Il n’y avait pas à se méprendre à l’intonation du commissaire de police ; un soupçon, le premier, venait d’effleurer son esprit. Le banquier le comprit, il tressaillit et reprit très-vite :

— J’ai fait face à mes engagements, mais au prix d’un sacrifice désagréable. Je dois ajouter que si on eût exécuté mes ordres, ces 350,000 fr. ne se seraient pas trouvés dans la caisse.

— Comment cela ?

— Je n’aime pas à avoir chez moi, la nuit, de grosses sommes. Mon caissier avait la consigne d’attendre toujours à la dernière heure pour envoyer chercher les fonds qui étaient déposés à la Banque de France. Je lui avais surtout formellement défendu de rien garder en caisse le soir.

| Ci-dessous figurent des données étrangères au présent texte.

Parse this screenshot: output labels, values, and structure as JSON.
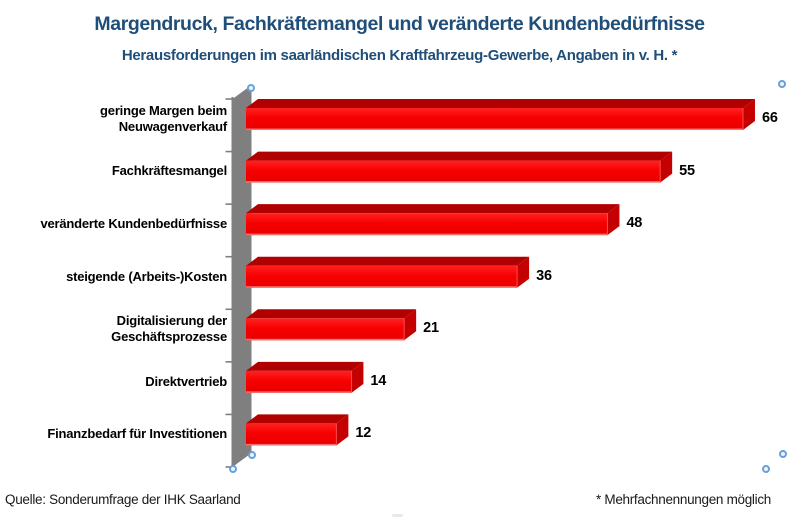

— Vous entendez ? dit le commissaire à Prosper.

— Oui, monsieur, répondit le caissier, ce que dit M. Fauvel est parfaitement exact.

À la suite de cette explication, le soupçon du commissaire de police, loin de s’affirmer, se dissipait.

— Enfin, reprit-il, un vol a été commis. Par qui ? Le voleur est-il venu du dehors ?

Le banquier hésita un moment.

— Je ne le crois pas, répondit-il enfin.